For each $y \in Y$, the point $(x_0, y) \in N$. Since $N$ is open, there exist open sets $U_y \subseteq X$ and $V_y \subseteq Y$ with $(x_0, y) \in U_y \times V_y \subseteq N$.

The collection $\{V_y : y \in Y\}$ is an open cover of $Y$. Since $Y$ is compact, there is a finite subcover $\{V_{y_1}, \ldots, V_{y_n}\}$.

Set $W = U_{y_1} \cap \cdots \cap U_{y_n}$. Then $W$ is open and $x_0 \in W$ (since $x_0 \in U_{y_i}$ for each $i$).

For any $(x, y) \in W \times Y$: since $\{V_{y_i}\}$ covers $Y$, we have $y \in V_{y_k}$ for some $k$. Then $x \in W \subseteq U_{y_k}$, so $(x, y) \in U_{y_k} \times V_{y_k} \subseteq N$. Therefore $W \times Y \subseteq N$.
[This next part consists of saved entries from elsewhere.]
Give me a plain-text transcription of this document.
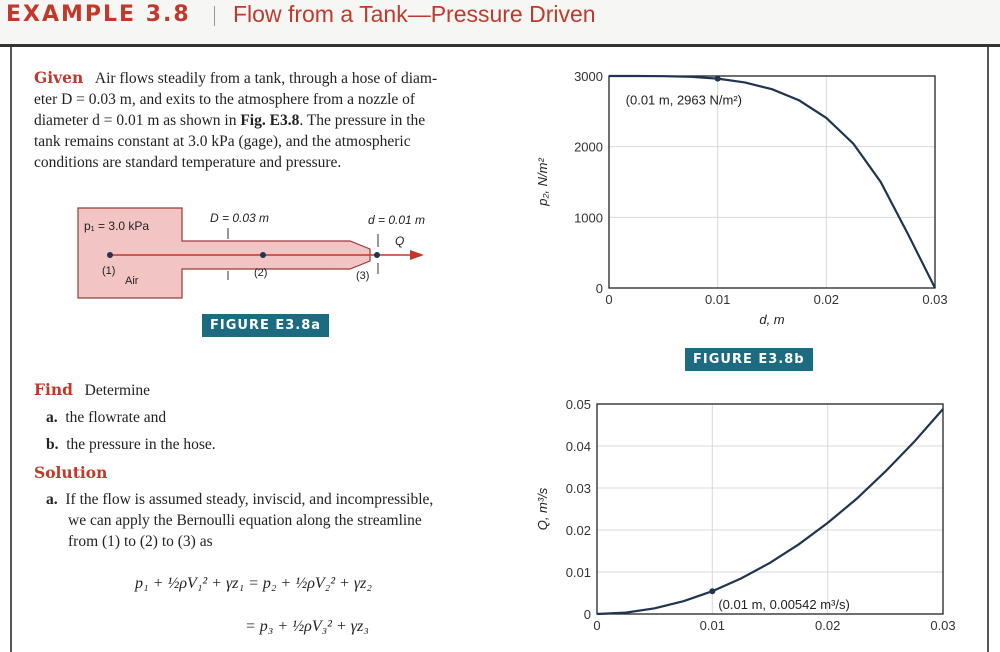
EXAMPLE 3.8 Flow from a Tank—Pressure Driven
Given Air flows steadily from a tank, through a hose of diam-
eter D = 0.03 m, and exits to the atmosphere from a nozzle of
diameter d = 0.01 m as shown in Fig. E3.8. The pressure in the
tank remains constant at 3.0 kPa (gage), and the atmospheric
conditions are standard temperature and pressure.
p₁ = 3.0 kPa
D = 0.03 m	d = 0.01 m
Q
(1)
Air
(2)	(3)
FIGURE E3.8a
Find Determine
a. the flowrate and
b. the pressure in the hose.
Solution
a. If the flow is assumed steady, inviscid, and incompressible,
we can apply the Bernoulli equation along the streamline
from (1) to (2) to (3) as
p₁ + ½ρV₁² + γz₁ = p₂ + ½ρV₂² + γz₂
= p₃ + ½ρV₃² + γz₃
0
1000
2000
3000
0	0.01	0.02	0.03
(0.01 m, 2963 N/m²)
p₂, N/m²
d, m
FIGURE E3.8b
0
0.01
0.02
0.03
0.04
0.05
0	0.01	0.02	0.03
(0.01 m, 0.00542 m³/s)
Q, m³/s
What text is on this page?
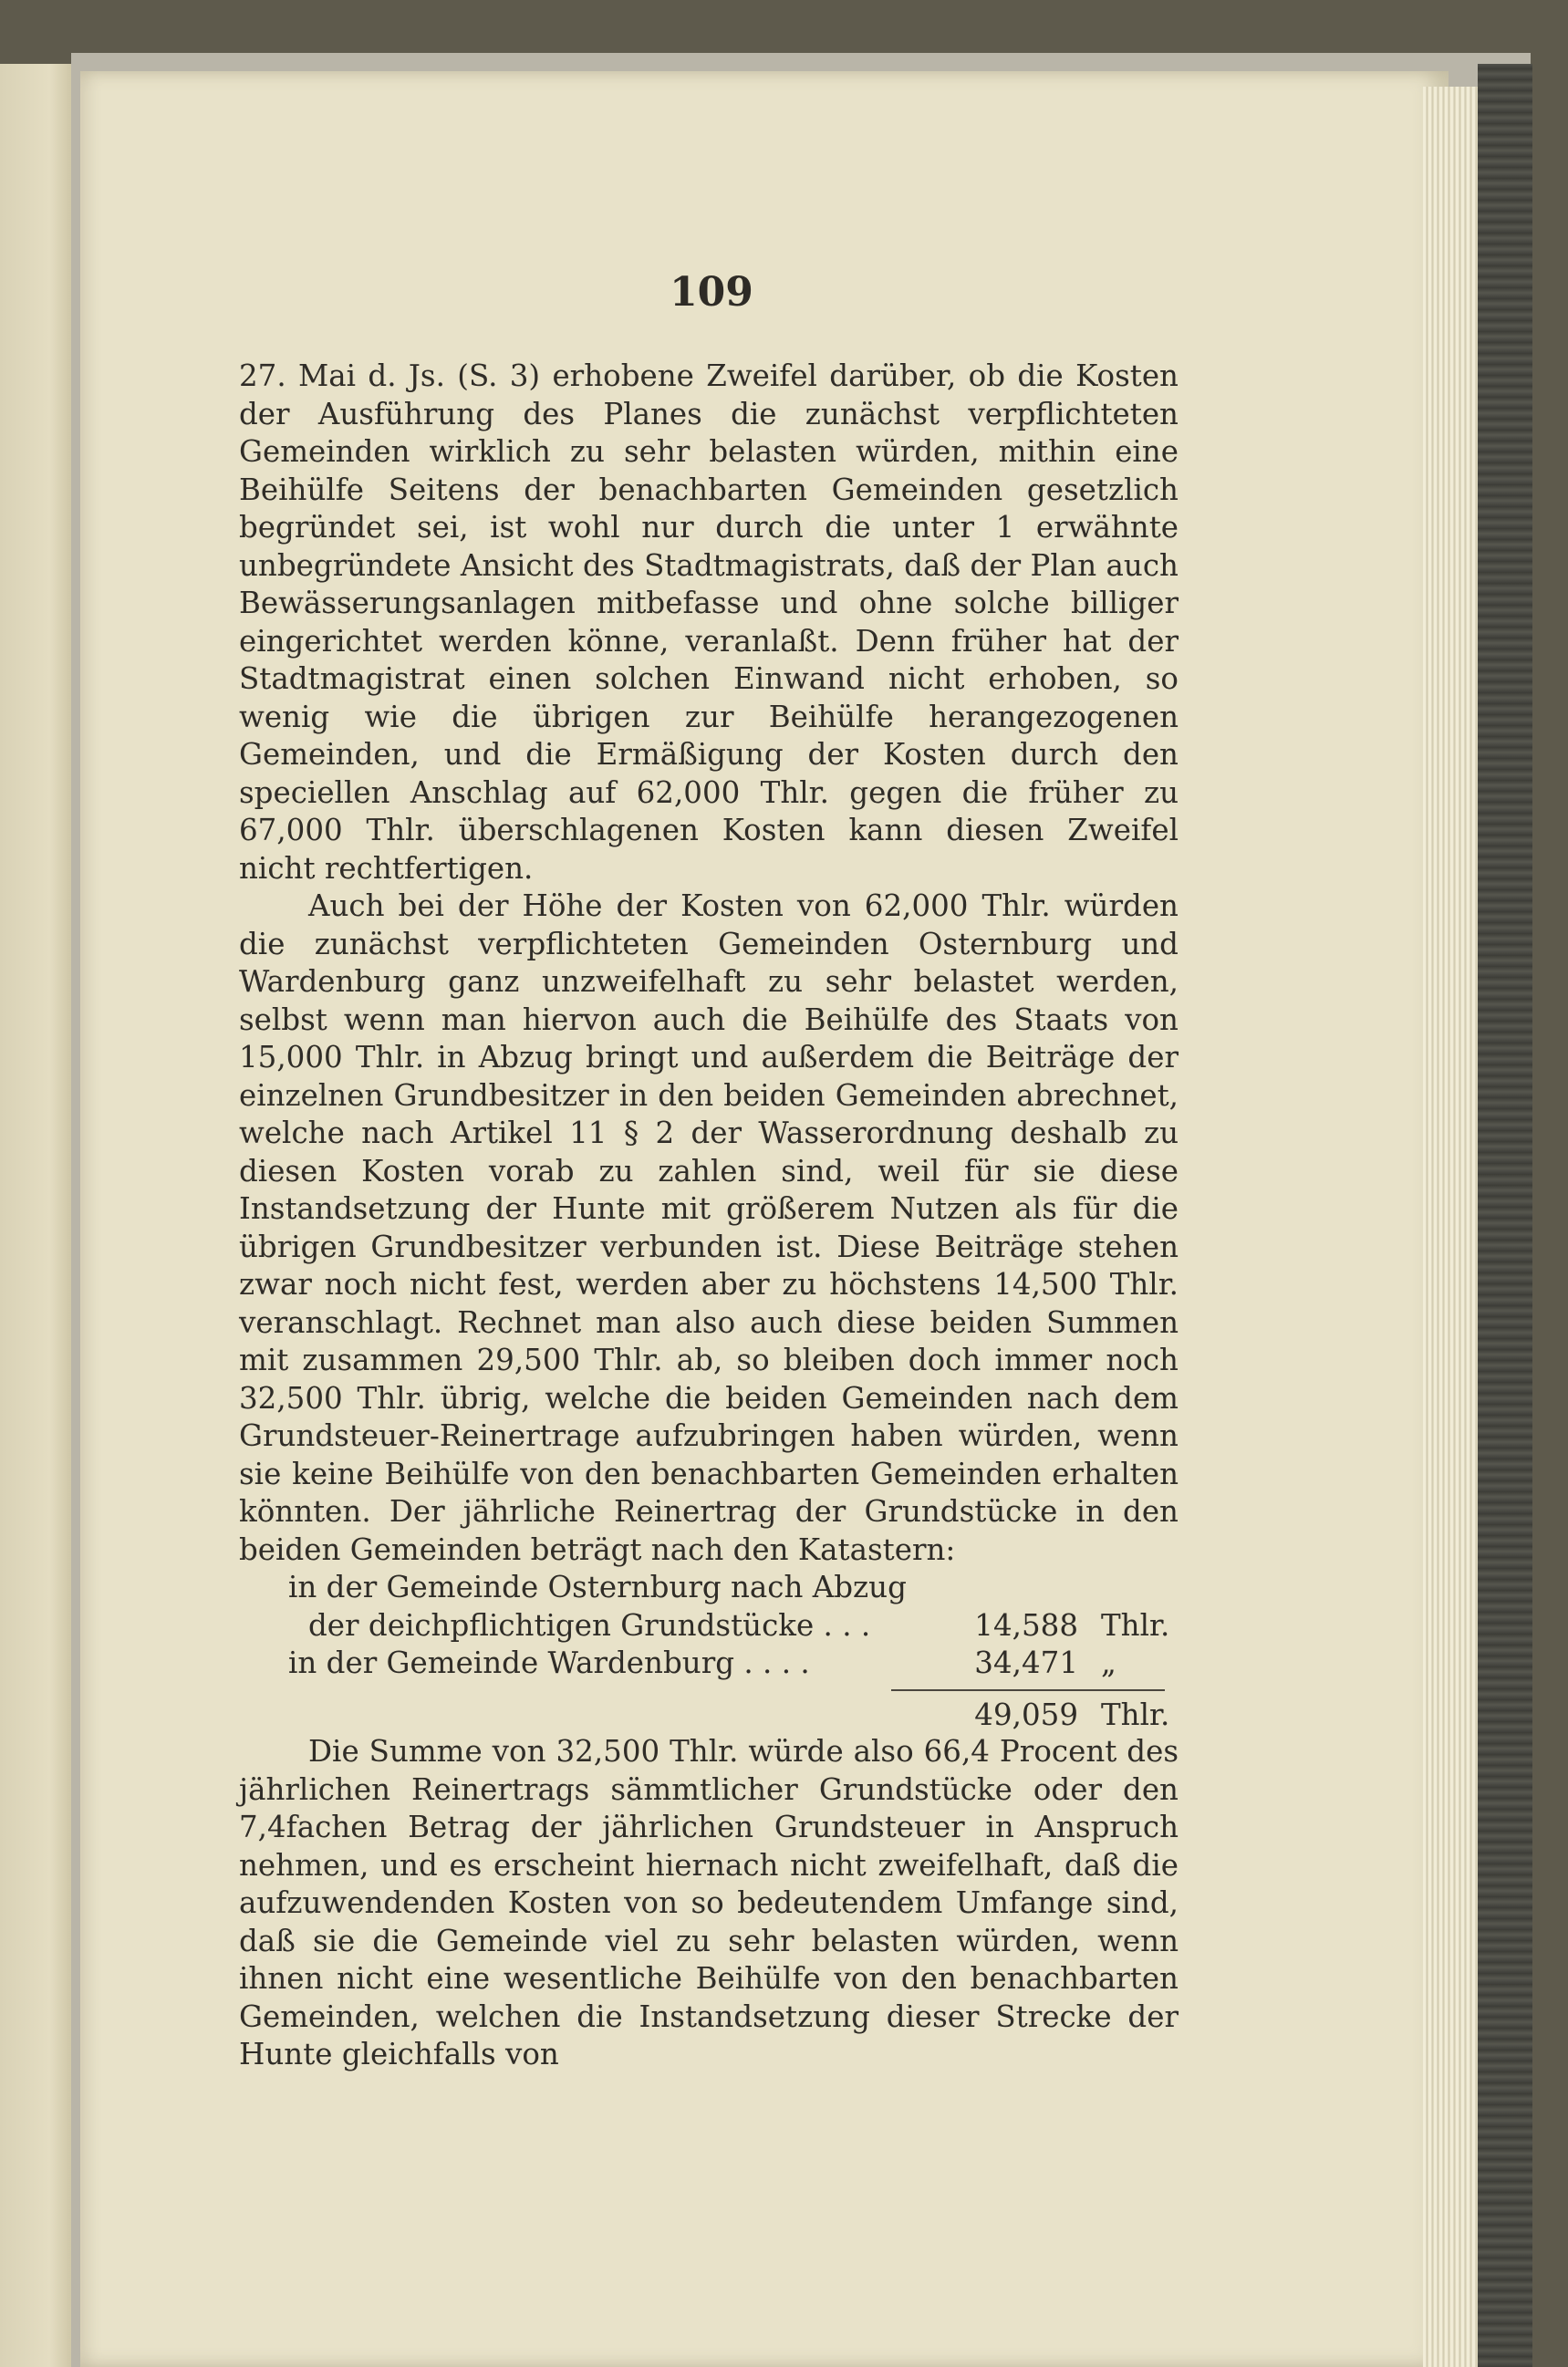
109

27. Mai d. Js. (S. 3) erhobene Zweifel darüber, ob die Kosten der Ausführung des Planes die zunächst verpflichteten Gemeinden wirklich zu sehr belasten würden, mithin eine Beihülfe Seitens der benachbarten Gemeinden gesetzlich begründet sei, ist wohl nur durch die unter 1 erwähnte unbegründete Ansicht des Stadtmagistrats, daß der Plan auch Bewässerungsanlagen mitbefasse und ohne solche billiger eingerichtet werden könne, veranlaßt. Denn früher hat der Stadtmagistrat einen solchen Einwand nicht erhoben, so wenig wie die übrigen zur Beihülfe herangezogenen Gemeinden, und die Ermäßigung der Kosten durch den speciellen Anschlag auf 62,000 Thlr. gegen die früher zu 67,000 Thlr. überschlagenen Kosten kann diesen Zweifel nicht rechtfertigen.

Auch bei der Höhe der Kosten von 62,000 Thlr. würden die zunächst verpflichteten Gemeinden Osternburg und Wardenburg ganz unzweifelhaft zu sehr belastet werden, selbst wenn man hiervon auch die Beihülfe des Staats von 15,000 Thlr. in Abzug bringt und außerdem die Beiträge der einzelnen Grundbesitzer in den beiden Gemeinden abrechnet, welche nach Artikel 11 § 2 der Wasserordnung deshalb zu diesen Kosten vorab zu zahlen sind, weil für sie diese Instandsetzung der Hunte mit größerem Nutzen als für die übrigen Grundbesitzer verbunden ist. Diese Beiträge stehen zwar noch nicht fest, werden aber zu höchstens 14,500 Thlr. veranschlagt. Rechnet man also auch diese beiden Summen mit zusammen 29,500 Thlr. ab, so bleiben doch immer noch 32,500 Thlr. übrig, welche die beiden Gemeinden nach dem Grundsteuer-Reinertrage aufzubringen haben würden, wenn sie keine Beihülfe von den benachbarten Gemeinden erhalten könnten. Der jährliche Reinertrag der Grundstücke in den beiden Gemeinden beträgt nach den Katastern:

in der Gemeinde Osternburg nach Abzug
der deichpflichtigen Grundstücke . . .	14,588 Thlr.
in der Gemeinde Wardenburg . . . .	34,471 „
49,059 Thlr.

Die Summe von 32,500 Thlr. würde also 66,4 Procent des jährlichen Reinertrags sämmtlicher Grundstücke oder den 7,4fachen Betrag der jährlichen Grundsteuer in Anspruch nehmen, und es erscheint hiernach nicht zweifelhaft, daß die aufzuwendenden Kosten von so bedeutendem Umfange sind, daß sie die Gemeinde viel zu sehr belasten würden, wenn ihnen nicht eine wesentliche Beihülfe von den benachbarten Gemeinden, welchen die Instandsetzung dieser Strecke der Hunte gleichfalls von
Let $\mathcal{O} = \{O_\alpha\}_{\alpha \in A}$ be an open cover of $X \times Y$. We construct a finite subcover.

Step 1: For each $x \in X$, find a tube.

Fix $x \in X$. The slice $\{x\} \times Y$ is homeomorphic to $Y$ (via the map $y \mapsto (x, y)$), hence compact. Since $\mathcal{O}$ covers $\{x\} \times Y$, there exist finitely many $O_{\alpha_1(x)}, \ldots, O_{\alpha_{n(x)}(x)}$ covering $\{x\} \times Y$.

Set $N_x = O_{\alpha_1(x)} \cup \cdots \cup O_{\alpha_{n(x)}(x)}$. Then $N_x$ is open and $\{x\} \times Y \subseteq N_x$.

By the Tube Lemma, there exists an open set $W_x \subseteq X$ with $x \in W_x$ and $W_x \times Y \subseteq N_x$.

Step 2: Extract a finite subcover of $X$.

The collection $\{W_x : x \in X\}$ is an open cover of $X$. Since $X$ is compact, there is a finite subcover $\{W_{x_1}, \ldots, W_{x_m}\}$.

Step 3: Combine.

For each $x_j$, we have $W_{x_j} \times Y \subseteq N_{x_j} = O_{\alpha_1(x_j)} \cup \cdots \cup O_{\alpha_{n(x_j)}(x_j)}$.

Since $X \times Y = \bigcup_{j=1}^m (W_{x_j} \times Y) \subseteq \bigcup_{j=1}^m N_{x_j}$, the collection $\{O_{\alpha_k(x_j)} : 1 \leq j \leq m, \; 1 \leq k \leq n(x_j)\}$ is a finite subcover of $\mathcal{O}$. (There are at most $\sum_{j=1}^m n(x_j)$ sets in this subcover.)

Therefore $X \times Y$ is compact.

By induction on $n$. The base case $n = 1$ is trivial.

For the inductive step, suppose $X_1 \times \cdots \times X_{n-1}$ is compact. There is a natural homeomorphism: $(X_1 \times \cdots \times X_{n-1}) \times X_n \cong X_1 \times \cdots \times X_n$ (using associativity of the product topology). Since $X_1 \times \cdots \times X_{n-1}$ is compact by the inductive hypothesis and $X_n$ is compact, Theorem 3.13 gives that their product is compact.